Being ‘digitally native’, highly entrepreneurial and unencumbered by years of past experience enables Gen Z workers (those born between 1997 and 2012) to inject the skills, energy and new ideas that small businesses need to overcome current challenges and create opportunities for future growth. 

Whether you want to upskill your existing workforce, refresh long-established ways of working, or cultivate a more diverse and innovative team, we explore five ways your company could benefit from investing in some younger employees.

1. Fuel your fire with fresh perspectives 

Fresh perspectives and a willingness to challenge the status quo are key to unlocking innovation, and it’s these traits that young people have in bucketloads. A combination of youthful energy, enthusiasm and determination can also provide the spark that can ignite the creativity of an entire team.

The positive impact of hiring ‘rookies’ has been explored by researcher, lecturer and CEO Liz Wiseman, who says what we already know can sometimes get in the way of discovering what we need to learn. In her best-selling book Rookie Smarts: Why Learning Beats Knowing in the New Game of Work, Wiseman illustrates how advantageous it can be to bring in someone inexperienced who is curious, adaptable and willing to learn. This youthful attitude can rub off on colleagues, inspiring them to keep learning, too, boosting motivation and skill acquisition throughout the company.

This is how reverse mentoring works: Instead of seeing knowledge transfer as a one-directional process – with mature employees teaching younger staff – businesses that seek the insights and perspectives of younger people are capitalising on knowledge shared between employees from different generations, backgrounds and career stages. 

2. Let them lead

Given the rapidly changing business landscape and evolution of technology, the energy, adaptability and risk appetite of leaders are becoming more important than their experience.
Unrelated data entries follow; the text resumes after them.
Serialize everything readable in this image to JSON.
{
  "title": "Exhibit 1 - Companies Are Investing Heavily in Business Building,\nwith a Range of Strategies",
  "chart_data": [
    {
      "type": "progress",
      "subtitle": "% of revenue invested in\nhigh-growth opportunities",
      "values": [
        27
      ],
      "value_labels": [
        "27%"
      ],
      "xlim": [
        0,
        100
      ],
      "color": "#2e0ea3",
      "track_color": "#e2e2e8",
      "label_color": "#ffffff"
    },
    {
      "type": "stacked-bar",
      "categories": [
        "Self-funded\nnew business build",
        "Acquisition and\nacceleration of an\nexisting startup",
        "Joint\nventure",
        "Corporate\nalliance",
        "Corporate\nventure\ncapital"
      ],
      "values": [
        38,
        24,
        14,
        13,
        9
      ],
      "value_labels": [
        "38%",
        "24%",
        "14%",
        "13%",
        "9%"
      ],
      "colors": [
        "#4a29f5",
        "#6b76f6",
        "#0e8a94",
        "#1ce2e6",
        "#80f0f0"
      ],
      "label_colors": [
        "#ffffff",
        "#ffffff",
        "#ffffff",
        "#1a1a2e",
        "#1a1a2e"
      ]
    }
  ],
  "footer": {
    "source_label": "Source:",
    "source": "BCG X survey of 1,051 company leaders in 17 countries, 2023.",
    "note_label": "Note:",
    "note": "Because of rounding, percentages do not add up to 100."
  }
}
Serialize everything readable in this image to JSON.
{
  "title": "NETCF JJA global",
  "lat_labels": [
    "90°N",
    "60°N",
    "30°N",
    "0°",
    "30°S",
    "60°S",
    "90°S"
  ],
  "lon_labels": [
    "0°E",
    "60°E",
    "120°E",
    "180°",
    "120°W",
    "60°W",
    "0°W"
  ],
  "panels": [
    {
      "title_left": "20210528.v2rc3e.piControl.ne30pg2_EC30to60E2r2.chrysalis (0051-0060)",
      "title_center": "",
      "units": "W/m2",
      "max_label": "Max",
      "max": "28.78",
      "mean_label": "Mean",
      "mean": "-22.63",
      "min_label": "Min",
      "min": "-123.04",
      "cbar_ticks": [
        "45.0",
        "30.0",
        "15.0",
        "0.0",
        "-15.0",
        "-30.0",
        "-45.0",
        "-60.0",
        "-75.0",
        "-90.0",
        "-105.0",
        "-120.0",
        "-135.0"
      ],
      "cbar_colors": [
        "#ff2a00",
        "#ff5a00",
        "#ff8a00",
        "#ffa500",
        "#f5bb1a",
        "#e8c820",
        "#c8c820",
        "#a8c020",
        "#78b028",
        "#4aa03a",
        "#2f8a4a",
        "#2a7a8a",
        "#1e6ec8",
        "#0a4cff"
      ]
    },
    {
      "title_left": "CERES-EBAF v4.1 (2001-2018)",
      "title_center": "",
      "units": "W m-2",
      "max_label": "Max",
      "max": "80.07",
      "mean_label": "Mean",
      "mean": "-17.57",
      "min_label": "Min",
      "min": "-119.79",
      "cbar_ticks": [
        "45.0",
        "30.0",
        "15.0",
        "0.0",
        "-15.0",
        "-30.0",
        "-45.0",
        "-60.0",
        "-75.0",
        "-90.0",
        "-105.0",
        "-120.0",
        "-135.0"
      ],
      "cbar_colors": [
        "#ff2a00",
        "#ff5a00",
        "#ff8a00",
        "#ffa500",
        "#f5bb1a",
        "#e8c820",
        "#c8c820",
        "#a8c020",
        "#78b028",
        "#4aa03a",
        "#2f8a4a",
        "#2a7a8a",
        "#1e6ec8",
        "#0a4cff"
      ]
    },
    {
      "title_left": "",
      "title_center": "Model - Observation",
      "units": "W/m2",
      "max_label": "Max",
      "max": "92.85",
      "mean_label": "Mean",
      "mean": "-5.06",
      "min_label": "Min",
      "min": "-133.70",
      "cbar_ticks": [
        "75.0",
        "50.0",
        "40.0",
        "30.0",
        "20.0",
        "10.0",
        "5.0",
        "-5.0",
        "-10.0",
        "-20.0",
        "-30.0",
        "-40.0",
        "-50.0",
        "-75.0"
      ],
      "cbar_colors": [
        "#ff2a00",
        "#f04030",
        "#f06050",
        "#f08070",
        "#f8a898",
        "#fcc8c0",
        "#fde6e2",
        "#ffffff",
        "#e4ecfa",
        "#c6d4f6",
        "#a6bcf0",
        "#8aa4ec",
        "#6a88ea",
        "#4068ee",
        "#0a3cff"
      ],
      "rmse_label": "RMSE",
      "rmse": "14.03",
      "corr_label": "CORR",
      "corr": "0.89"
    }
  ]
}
Empowering junior members of staff and creating intergenerational leadership can therefore create a competitive advantage. 

Sport psychologist and author Sam Kotadia is a director and psychology lead at Win the Day, a social enterprise that helps students grasp real-world opportunities through entrepreneurial training. Kotadia made his young trainee Jazper ‘Jaz’ Peacey, who is the managing director of Win the Day, a shareholder with roughly  50% of shares in the venture after being impressed with his courage and sense of adventure. 

While he recognises that a young person in a position of responsibility will inevitably make some mistakes, Kotadia believes that a youthful approach can simplify decision-making. 

“We’re overwhelmed with information and ideas and theories and models [but] actually the simplest solution is usually the correct one. And I think young people will have a knack of just calling it out,” he says. 

3. Show up on social media 

Since the 1990s, companies have recognised that younger staff members may know more than their bosses when it comes to technology. Now, experienced employees are turning to younger staff for guidance on how to increase brand awareness, drive traffic and engage new audiences on social media.

Given how difficult it is for small businesses to build traction on social media, the energy and hunger that a young person brings to the task is what makes them so successful at it. 

“If you haven’t got that energy, then social media doesn’t really work. You’ve got to keep showing up and producing,” Kotadia says. “It lends itself perfectly for a young person to exploit,” he added.

4. Diversify your team 

Research shows more diverse teams outperform those with less diversity, and widening your team’s age range can positively impact company culture and performance.

Tech start up Multiverse recognises this and was set up to help organisations become more representative of the communities they serve. Using predictive technology, it matches school leavers with employers such as Google, Facebook and Depop, providing opportunities for young people from different backgrounds to supercharge their careers in data and tech.

And it’s not just big businesses that are diversifying their workforce while helping students kickstart their careers. NerdWallet spoke to Patricia Marks, CEO of SBA Worldwide, a community interest company based in Somerset. It has been actively recruiting young people into digital roles.

“It made us address things that matter to young people that don’t matter so much to us, and the other way round … they’re challenging our norms about how we see things,” Marks says.

As well as the cultural benefits of having a diverse workforce, the combination of reverse mentoring and diverse hiring can make it easier for small businesses to enter new markets, Marks explains, adding that it gave them the confidence they needed to go into unchartered territory.

5. Future-proof your business

Entry-level employees can add value from day one, but their connection to contemporary trends and up-to-date skills also help enterprises prepare for the future. 

By bringing in young talent and adopting their forward-thinking mindset, small businesses can avoid falling behind the times. 

Having recently appointed an 18-year-old adviser, Marks is thankful for the way a teenager on her team has challenged the thinking of her senior colleagues. 

“She’ll just walk across something that we’ve been doing [for 10 years and] say ‘that doesn’t make sense’,” explains Marks, adding that although something has worked up until now, it may not serve the business well to continue doing the same thing into the future.

Hiring an apprentice is not a ‘quick fix’ solution to a short-term skills gap, though. Instead, businesses need to see apprenticeships as a long-term investment and factor young people into their succession planning. “If you really see spark and enthusiasm in a young person, just back them,” Kotadia says. Rather than thinking “I could get a year out of [an apprentice]’ … think 10 years, think 15 years, think long term not  short term.”

As you consider the skills and diversity of your workforce and the readiness of your business for the future, it could be time to let your youngest employees lead the way. Sometimes we need someone new and under-qualified to see what everyone else has missed.